Megale (Cgil): banchieri che guadagnano 100 mila euro al giorno disdettano il contratto nazionale perché ritengono troppo pesante un aumento di 70 euro nella trance di giugno. "Non c’è proporzione. Le banche vorrebbero lo scalpo del lavoro"

La disdetta del contratto nazionale dei bancari, annunciata ieri dall’Abi, è “un errore grave, gravissimo e contro il quale abbiamo deciso lo sciopero generale della categoria per il 31 di ottobre”. Lo ha detto oggi il segretario generale della Fisac Cgil, Agostino Megale, nel corso della trasmissione Italia Parla su RadioArticolo1.

“Si prende di mira il contratto nazionale di lavoro giudicandolo insostenibile – spiega Megale -, il che significa che il contratto in scadenza a giugno viene messo in discussione almeno per la parte normativa per la sua applicazione futura e che il rinnovo dello stesso contratto viene giudicato impraticabile”. Per Megale dietro l’angolo c’è il rischio del “contratto fai da te” in stile Fiat-Marchionne: “Mettendo in discussione proprio il contratto nazionale di lavoro, si mette in discussione il governo delle relazioni industriali che sin qui c'è stato, il valore della capacità delle parti di aver affrontato problemi e momenti gravissimi, come la crisi del '98 che portò all'accordo con il governo Prodi”.

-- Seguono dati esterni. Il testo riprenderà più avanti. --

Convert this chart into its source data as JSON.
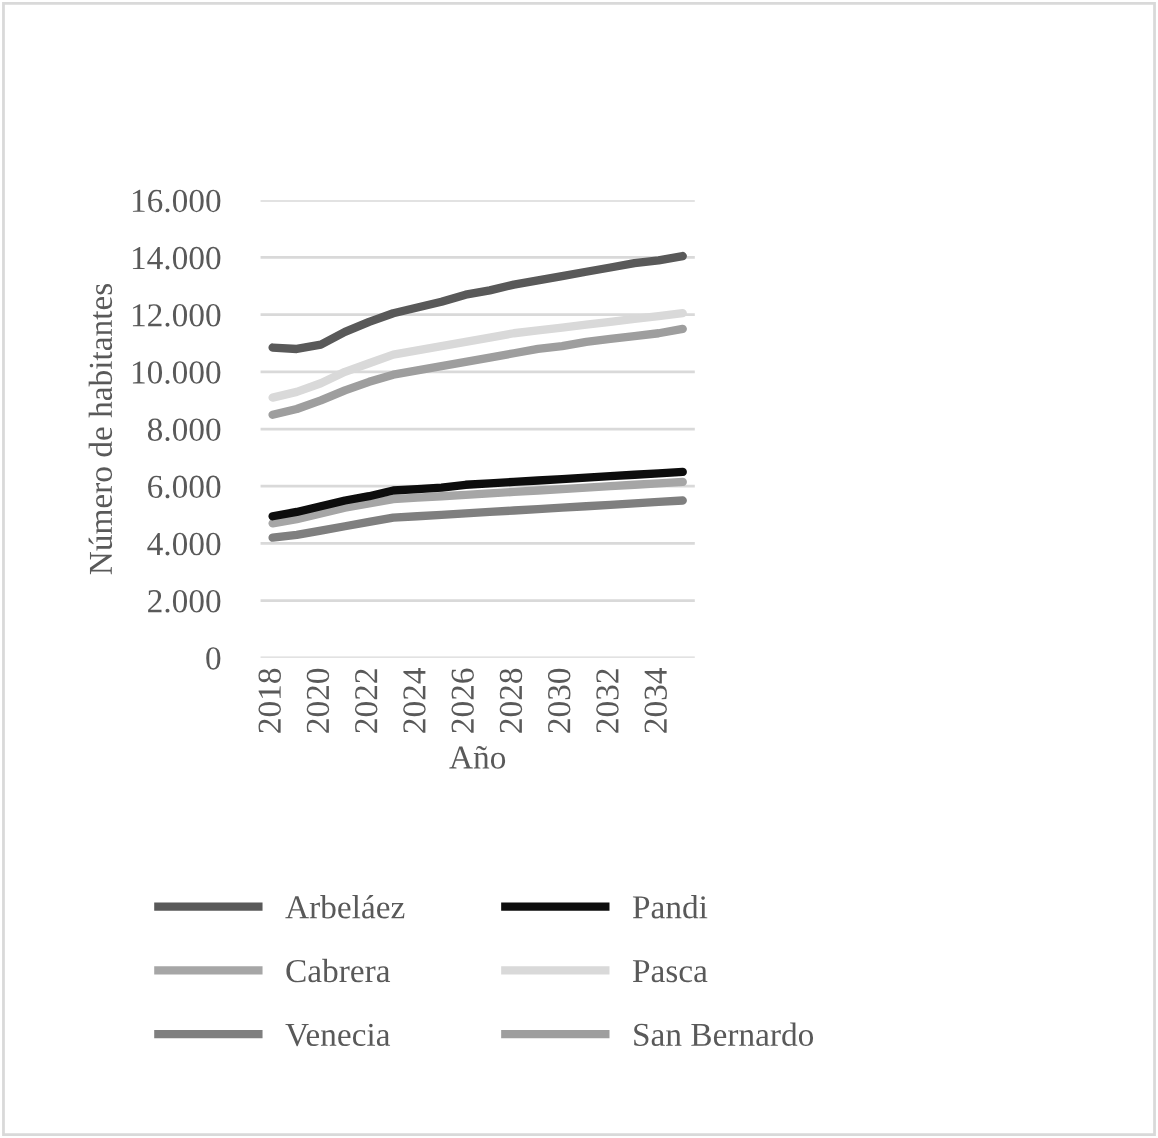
{
  "chart_data": {
    "type": "line",
    "xlabel": "Año",
    "ylabel": "Número de habitantes",
    "x": [
      2018,
      2019,
      2020,
      2021,
      2022,
      2023,
      2024,
      2025,
      2026,
      2027,
      2028,
      2029,
      2030,
      2031,
      2032,
      2033,
      2034,
      2035
    ],
    "xlim": [
      2017.5,
      2035.5
    ],
    "xticks": [
      2018,
      2020,
      2022,
      2024,
      2026,
      2028,
      2030,
      2032,
      2034
    ],
    "ylim": [
      0,
      16000
    ],
    "yticks": [
      {
        "value": 0,
        "label": "0"
      },
      {
        "value": 2000,
        "label": "2.000"
      },
      {
        "value": 4000,
        "label": "4.000"
      },
      {
        "value": 6000,
        "label": "6.000"
      },
      {
        "value": 8000,
        "label": "8.000"
      },
      {
        "value": 10000,
        "label": "10.000"
      },
      {
        "value": 12000,
        "label": "12.000"
      },
      {
        "value": 14000,
        "label": "14.000"
      },
      {
        "value": 16000,
        "label": "16.000"
      }
    ],
    "grid": "y",
    "legend": "bottom",
    "marker": "none",
    "line_style": "solid",
    "series": [
      {
        "name": "Arbeláez",
        "color": "#595959",
        "values": [
          10850,
          10800,
          10950,
          11400,
          11750,
          12050,
          12250,
          12450,
          12700,
          12850,
          13050,
          13200,
          13350,
          13500,
          13650,
          13800,
          13900,
          14050
        ]
      },
      {
        "name": "Cabrera",
        "color": "#a6a6a6",
        "values": [
          4700,
          4850,
          5050,
          5250,
          5400,
          5550,
          5600,
          5650,
          5700,
          5750,
          5800,
          5850,
          5900,
          5950,
          6000,
          6050,
          6100,
          6150
        ]
      },
      {
        "name": "Venecia",
        "color": "#7f7f7f",
        "values": [
          4200,
          4300,
          4450,
          4600,
          4750,
          4900,
          4950,
          5000,
          5050,
          5100,
          5150,
          5200,
          5250,
          5300,
          5350,
          5400,
          5450,
          5500
        ]
      },
      {
        "name": "Pandi",
        "color": "#0d0d0d",
        "values": [
          4950,
          5100,
          5300,
          5500,
          5650,
          5850,
          5900,
          5950,
          6050,
          6100,
          6150,
          6200,
          6250,
          6300,
          6350,
          6400,
          6450,
          6500
        ]
      },
      {
        "name": "Pasca",
        "color": "#d9d9d9",
        "values": [
          9100,
          9300,
          9600,
          10000,
          10300,
          10600,
          10750,
          10900,
          11050,
          11200,
          11350,
          11450,
          11550,
          11650,
          11750,
          11850,
          11950,
          12050
        ]
      },
      {
        "name": "San Bernardo",
        "color": "#9e9e9e",
        "values": [
          8500,
          8700,
          9000,
          9350,
          9650,
          9900,
          10050,
          10200,
          10350,
          10500,
          10650,
          10800,
          10900,
          11050,
          11150,
          11250,
          11350,
          11500
        ]
      }
    ]
  }
}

In questo momento “serve riaprire i rubinetti del credito, l'emergenza economica e politica paese ha bisogno di unità e coesione”, invece – rileva Megale – le banche “decidono di rompere le relazioni e scaricano i problemi sull’anello più debole della catena, cioè il lavoro”.

“Ma come possono pensare i banchieri – si chiede Megale -, che come tanti altri amministratori delegati hanno comunque guadagni annui che oscillano tra i 2 e i 4 milioni di euro, cioè qualcosa come 80-100 volte quanto guadagna un lavoratore dipendente, come possono pensare che, mentre loro guadagnano praticamente quasi 100.000 euro al giorno, disdettano un contratto perché ritengono troppo pesante il costo e la trance contrattuale di 70 euro di giugno? Non c'è proporzione”.“E questo dato ci ha portati ieri per la prima volta nella storia, tutti i sindacati, a porre l'esigenza che, prima di disdire il contratto, si dimezzino i loro compensi, che li portino sotto i sei- settecentomila euro e – aggiunge Megale - a questo proposito abbiamo annunciato la presentazione di una legge”.

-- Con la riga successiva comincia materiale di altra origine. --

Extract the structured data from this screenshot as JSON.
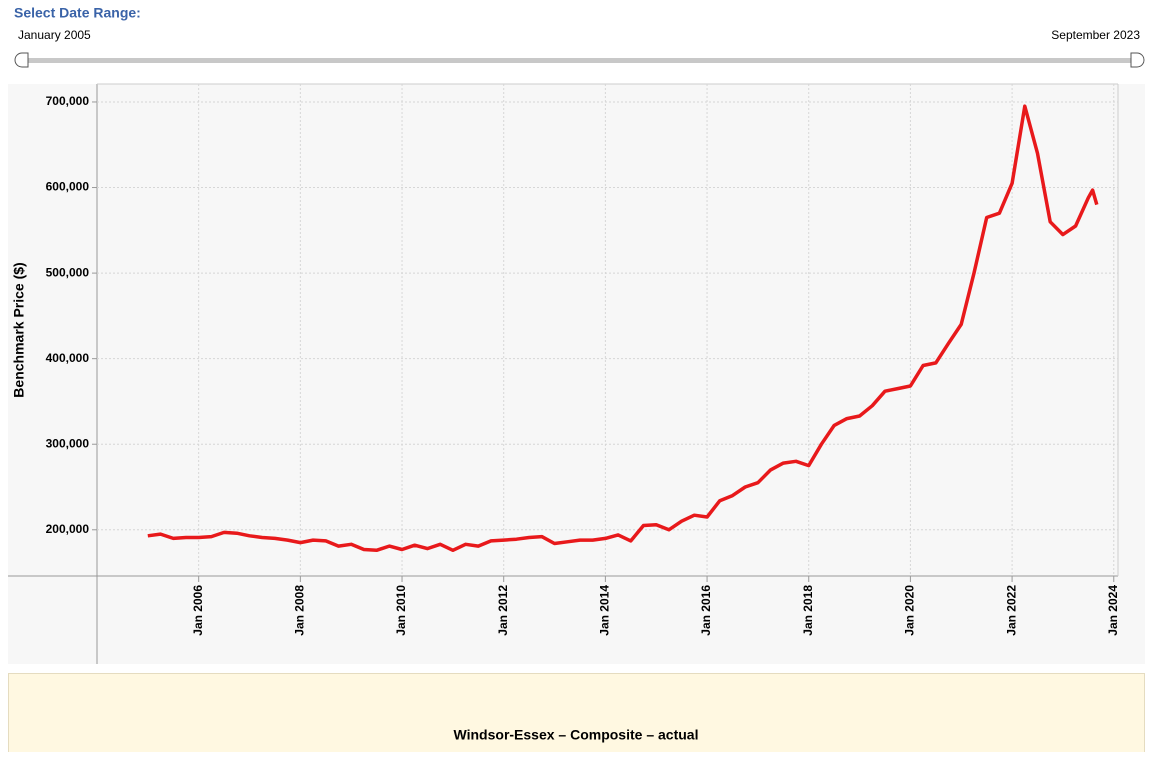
{
  "slider": {
    "label": "Select Date Range:",
    "start": "January 2005",
    "end": "September 2023"
  },
  "chart_data": {
    "type": "line",
    "ylabel": "Benchmark Price ($)",
    "color": "#e8191b",
    "grid": true,
    "x": [
      "2005-01",
      "2005-04",
      "2005-07",
      "2005-10",
      "2006-01",
      "2006-04",
      "2006-07",
      "2006-10",
      "2007-01",
      "2007-04",
      "2007-07",
      "2007-10",
      "2008-01",
      "2008-04",
      "2008-07",
      "2008-10",
      "2009-01",
      "2009-04",
      "2009-07",
      "2009-10",
      "2010-01",
      "2010-04",
      "2010-07",
      "2010-10",
      "2011-01",
      "2011-04",
      "2011-07",
      "2011-10",
      "2012-01",
      "2012-04",
      "2012-07",
      "2012-10",
      "2013-01",
      "2013-04",
      "2013-07",
      "2013-10",
      "2014-01",
      "2014-04",
      "2014-07",
      "2014-10",
      "2015-01",
      "2015-04",
      "2015-07",
      "2015-10",
      "2016-01",
      "2016-04",
      "2016-07",
      "2016-10",
      "2017-01",
      "2017-04",
      "2017-07",
      "2017-10",
      "2018-01",
      "2018-04",
      "2018-07",
      "2018-10",
      "2019-01",
      "2019-04",
      "2019-07",
      "2019-10",
      "2020-01",
      "2020-04",
      "2020-07",
      "2020-10",
      "2021-01",
      "2021-04",
      "2021-07",
      "2021-10",
      "2022-01",
      "2022-04",
      "2022-07",
      "2022-10",
      "2023-01",
      "2023-04",
      "2023-07",
      "2023-08",
      "2023-09"
    ],
    "values": [
      193000,
      195000,
      190000,
      191000,
      191000,
      192000,
      197000,
      196000,
      193000,
      191000,
      190000,
      188000,
      185000,
      188000,
      187000,
      181000,
      183000,
      177000,
      176000,
      181000,
      177000,
      182000,
      178000,
      183000,
      176000,
      183000,
      181000,
      187000,
      188000,
      189000,
      191000,
      192000,
      184000,
      186000,
      188000,
      188000,
      190000,
      194000,
      187000,
      205000,
      206000,
      200000,
      210000,
      217000,
      215000,
      234000,
      240000,
      250000,
      255000,
      270000,
      278000,
      280000,
      275000,
      300000,
      322000,
      330000,
      333000,
      345000,
      362000,
      365000,
      368000,
      392000,
      395000,
      418000,
      440000,
      500000,
      565000,
      570000,
      605000,
      695000,
      640000,
      560000,
      545000,
      555000,
      588000,
      597000,
      580000
    ],
    "xlim": [
      "2004-01",
      "2024-02"
    ],
    "xticks": [
      {
        "value": "2006-01",
        "label": "Jan 2006"
      },
      {
        "value": "2008-01",
        "label": "Jan 2008"
      },
      {
        "value": "2010-01",
        "label": "Jan 2010"
      },
      {
        "value": "2012-01",
        "label": "Jan 2012"
      },
      {
        "value": "2014-01",
        "label": "Jan 2014"
      },
      {
        "value": "2016-01",
        "label": "Jan 2016"
      },
      {
        "value": "2018-01",
        "label": "Jan 2018"
      },
      {
        "value": "2020-01",
        "label": "Jan 2020"
      },
      {
        "value": "2022-01",
        "label": "Jan 2022"
      },
      {
        "value": "2024-01",
        "label": "Jan 2024"
      }
    ],
    "ylim": [
      146000,
      721000
    ],
    "yticks": [
      {
        "value": 200000,
        "label": "200,000"
      },
      {
        "value": 300000,
        "label": "300,000"
      },
      {
        "value": 400000,
        "label": "400,000"
      },
      {
        "value": 500000,
        "label": "500,000"
      },
      {
        "value": 600000,
        "label": "600,000"
      },
      {
        "value": 700000,
        "label": "700,000"
      }
    ]
  },
  "footer": {
    "title": "Windsor-Essex – Composite – actual"
  }
}
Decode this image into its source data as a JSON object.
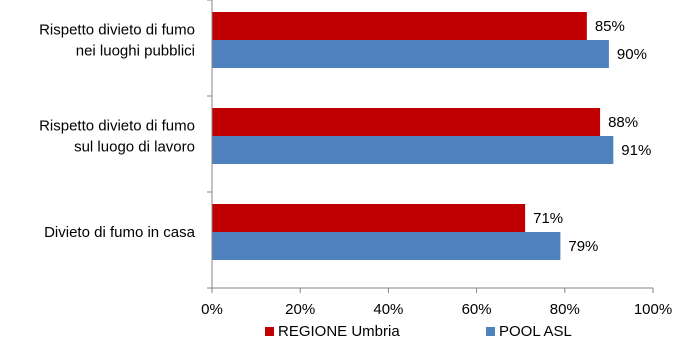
{
  "chart_data": {
    "type": "bar",
    "orientation": "horizontal",
    "title": "",
    "xlabel": "",
    "ylabel": "",
    "categories": [
      [
        "Rispetto divieto di fumo",
        "nei luoghi pubblici"
      ],
      [
        "Rispetto divieto di fumo",
        "sul luogo di lavoro"
      ],
      [
        "Divieto di fumo in casa"
      ]
    ],
    "series": [
      {
        "name": "REGIONE Umbria",
        "color": "#C00000",
        "values": [
          85,
          88,
          71
        ],
        "labels": [
          "85%",
          "88%",
          "71%"
        ]
      },
      {
        "name": "POOL ASL",
        "color": "#4F81BD",
        "values": [
          90,
          91,
          79
        ],
        "labels": [
          "90%",
          "91%",
          "79%"
        ]
      }
    ],
    "xlim": [
      0,
      100
    ],
    "ticks": [
      0,
      20,
      40,
      60,
      80,
      100
    ],
    "tick_labels": [
      "0%",
      "20%",
      "40%",
      "60%",
      "80%",
      "100%"
    ],
    "grid": false,
    "legend": "bottom"
  }
}
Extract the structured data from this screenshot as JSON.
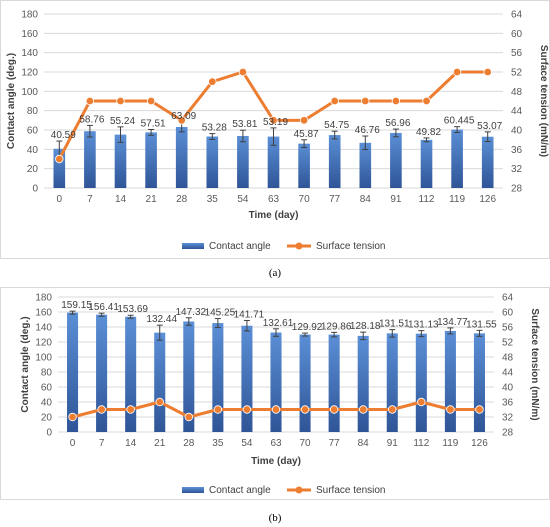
{
  "chart_data": [
    {
      "type": "bar",
      "caption": "(a)",
      "categories": [
        "0",
        "7",
        "14",
        "21",
        "28",
        "35",
        "54",
        "63",
        "70",
        "77",
        "84",
        "91",
        "112",
        "119",
        "126"
      ],
      "xlabel": "Time (day)",
      "ylabel": "Contact angle (deg.)",
      "y2label": "Surface tension (mN/m)",
      "ylim": [
        0,
        180
      ],
      "yticks": [
        0,
        20,
        40,
        60,
        80,
        100,
        120,
        140,
        160,
        180
      ],
      "y2lim": [
        28,
        64
      ],
      "y2ticks": [
        28,
        32,
        36,
        40,
        44,
        48,
        52,
        56,
        60,
        64
      ],
      "grid": true,
      "legend_position": "bottom",
      "series": [
        {
          "name": "Contact angle",
          "kind": "bar",
          "axis": "left",
          "values": [
            40.59,
            58.76,
            55.24,
            57.51,
            63.09,
            53.28,
            53.81,
            53.19,
            45.87,
            54.75,
            46.76,
            56.96,
            49.82,
            60.445,
            53.07
          ],
          "errors": [
            8,
            6,
            8,
            3,
            5,
            3,
            6,
            9,
            4,
            4,
            7,
            4,
            2,
            3,
            5
          ],
          "labels": [
            "40.59",
            "58.76",
            "55.24",
            "57.51",
            "63.09",
            "53.28",
            "53.81",
            "53.19",
            "45.87",
            "54.75",
            "46.76",
            "56.96",
            "49.82",
            "60.445",
            "53.07"
          ]
        },
        {
          "name": "Surface tension",
          "kind": "line",
          "axis": "right",
          "values": [
            34,
            46,
            46,
            46,
            42,
            50,
            52,
            42,
            42,
            46,
            46,
            46,
            46,
            52,
            52
          ]
        }
      ]
    },
    {
      "type": "bar",
      "caption": "(b)",
      "categories": [
        "0",
        "7",
        "14",
        "21",
        "28",
        "35",
        "54",
        "63",
        "70",
        "77",
        "84",
        "91",
        "112",
        "119",
        "126"
      ],
      "xlabel": "Time (day)",
      "ylabel": "Contact angle (deg.)",
      "y2label": "Surface tension (mN/m)",
      "ylim": [
        0,
        180
      ],
      "yticks": [
        0,
        20,
        40,
        60,
        80,
        100,
        120,
        140,
        160,
        180
      ],
      "y2lim": [
        28,
        64
      ],
      "y2ticks": [
        28,
        32,
        36,
        40,
        44,
        48,
        52,
        56,
        60,
        64
      ],
      "grid": true,
      "legend_position": "bottom",
      "series": [
        {
          "name": "Contact angle",
          "kind": "bar",
          "axis": "left",
          "values": [
            159.15,
            156.41,
            153.69,
            132.44,
            147.32,
            145.25,
            141.71,
            132.61,
            129.92,
            129.86,
            128.18,
            131.51,
            131.13,
            134.77,
            131.55
          ],
          "errors": [
            2,
            2,
            2,
            10,
            5,
            6,
            7,
            5,
            2,
            3,
            5,
            5,
            4,
            4,
            4
          ],
          "labels": [
            "159.15",
            "156.41",
            "153.69",
            "132.44",
            "147.32",
            "145.25",
            "141.71",
            "132.61",
            "129.92",
            "129.86",
            "128.18",
            "131.51",
            "131.13",
            "134.77",
            "131.55"
          ]
        },
        {
          "name": "Surface tension",
          "kind": "line",
          "axis": "right",
          "values": [
            32,
            34,
            34,
            36,
            32,
            34,
            34,
            34,
            34,
            34,
            34,
            34,
            36,
            34,
            34
          ]
        }
      ]
    }
  ],
  "colors": {
    "bar_fill_top": "#5b8fd6",
    "bar_fill_bottom": "#2f5597",
    "line": "#ed7d31",
    "error": "#404040"
  },
  "icons": {
    "bar_legend": "blue-bar-swatch",
    "line_legend": "orange-line-marker"
  }
}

Da qui la decisione dello sciopero, presa da tutti i sindacati. Uno sciopero “per la difesa del contratto e per la difesa dell'occupazione – spiega Megale -, perché sono uscite qualcosa come 40.000 persone solo negli ultimi accordi del 2012”, ed entro il 2015 ne usciranno altre 19.000. “Dobbiamo trasmettere un messaggio ai cittadini e all'opinione pubblica – aggiunge il segretario della Fisac - : la battaglia che facciamo è anche una battaglia contro le disuguaglianze tra i banchieri, gli amministratori delegati e il resto del mondo del lavoro ed è anche una battaglia perché le banche riaprano i rubinetti del credito e diano i quattrini a quelle piccole e medie imprese che devono far ripartire gli investimenti per far crescere l'occupazione”.

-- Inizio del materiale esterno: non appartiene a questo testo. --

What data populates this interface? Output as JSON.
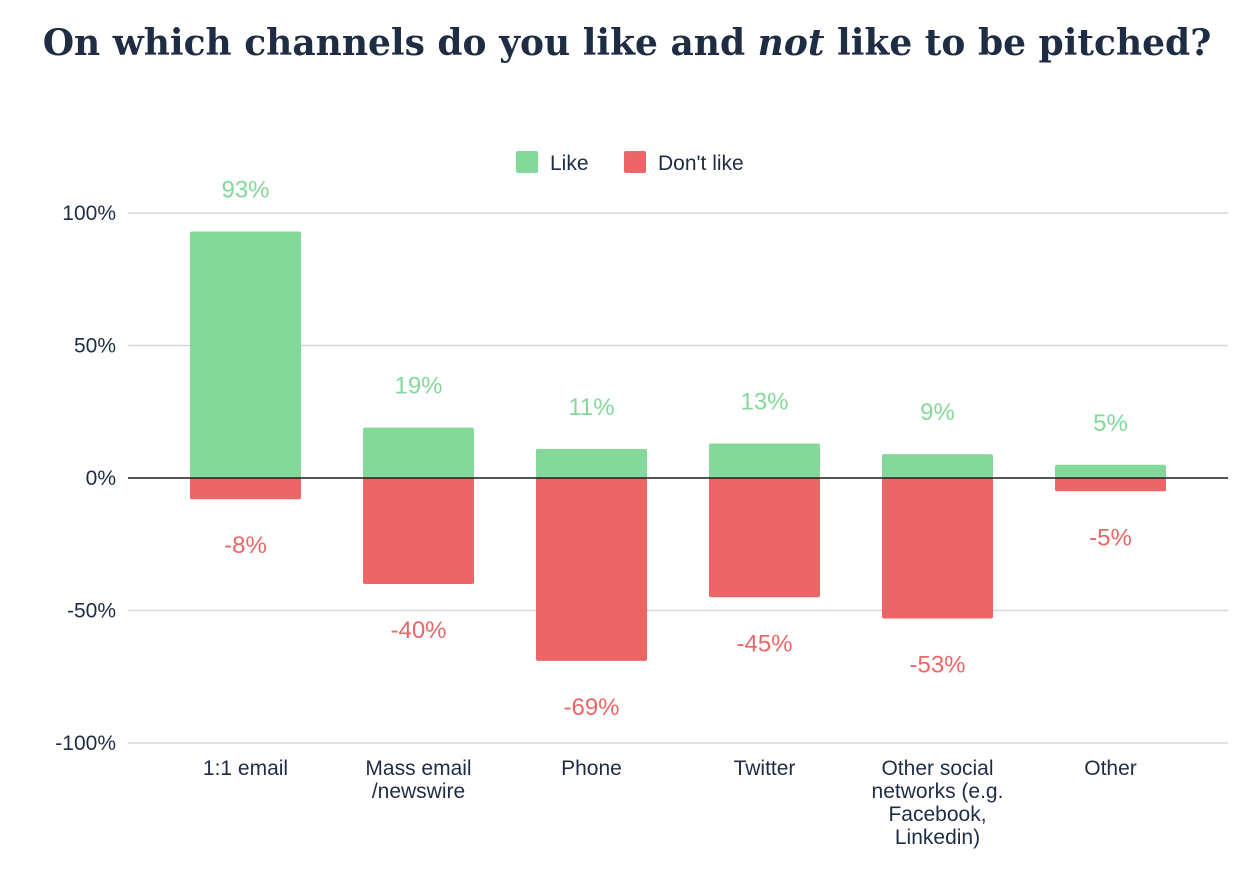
{
  "title": {
    "part1": "On which channels do you like and ",
    "emphasis": "not",
    "part2": " like to be pitched?"
  },
  "chart_data": {
    "type": "bar",
    "title": "On which channels do you like and not like to be pitched?",
    "categories": [
      [
        "1:1 email"
      ],
      [
        "Mass email",
        "/newswire"
      ],
      [
        "Phone"
      ],
      [
        "Twitter"
      ],
      [
        "Other social",
        "networks (e.g.",
        "Facebook,",
        "Linkedin)"
      ],
      [
        "Other"
      ]
    ],
    "series": [
      {
        "name": "Like",
        "color": "#84d89a",
        "values": [
          93,
          19,
          11,
          13,
          9,
          5
        ],
        "labels": [
          "93%",
          "19%",
          "11%",
          "13%",
          "9%",
          "5%"
        ]
      },
      {
        "name": "Don't like",
        "color": "#ec6567",
        "values": [
          -8,
          -40,
          -69,
          -45,
          -53,
          -5
        ],
        "labels": [
          "-8%",
          "-40%",
          "-69%",
          "-45%",
          "-53%",
          "-5%"
        ]
      }
    ],
    "yticks": [
      100,
      50,
      0,
      -50,
      -100
    ],
    "ytick_labels": [
      "100%",
      "50%",
      "0%",
      "-50%",
      "-100%"
    ],
    "ylim": [
      -100,
      100
    ],
    "grid": true,
    "legend": "top-center",
    "stacked": true
  }
}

“Non dimentichiamo che questa crisi, che è la più dura, la più lunga nella storia della Repubblica, ha origine proprio dalla cattiva finanza, da un'idea che nel mondo è circolata che si possono fare soldi con soldi rinunciando invece a quella invece che è l'economia reale, la produzione, la produzione industriale, la creazione di posti di lavoro”.

“Proprio per questo - ricorda Megale - nel gennaio 2012 il contratto realizzato è stato definito un ‘contratto in tempo di crisi’, con al centro un piano per i giovani, e abbiamo istituito un fondo di solidarietà per favorire l'occupazione giovanile”. Ma ora le banche vorrebbero “uno scalpo e questo scalpo è il contratto di lavoro”.

“Per difendere l'occupazione – osserva Megale - bisogna anzitutto che il sistema di ammortizzatori sociali venga confermato sia nel valore dell'assegno che nella sua durata e che qualora non si riesca a raggiungere un'intesa in proposito il ministro del Lavoro si faccia garante di questa tenuta e di questa salvaguardia”. La Fisac rilancia anche l'utilizzo del contratto di solidarietà difensiva o del contratto di solidarietà espansiva giovani-anziani, insieme a una politica di “eventuale redistribuzione degli orari” in difesa dei posti di lavoro.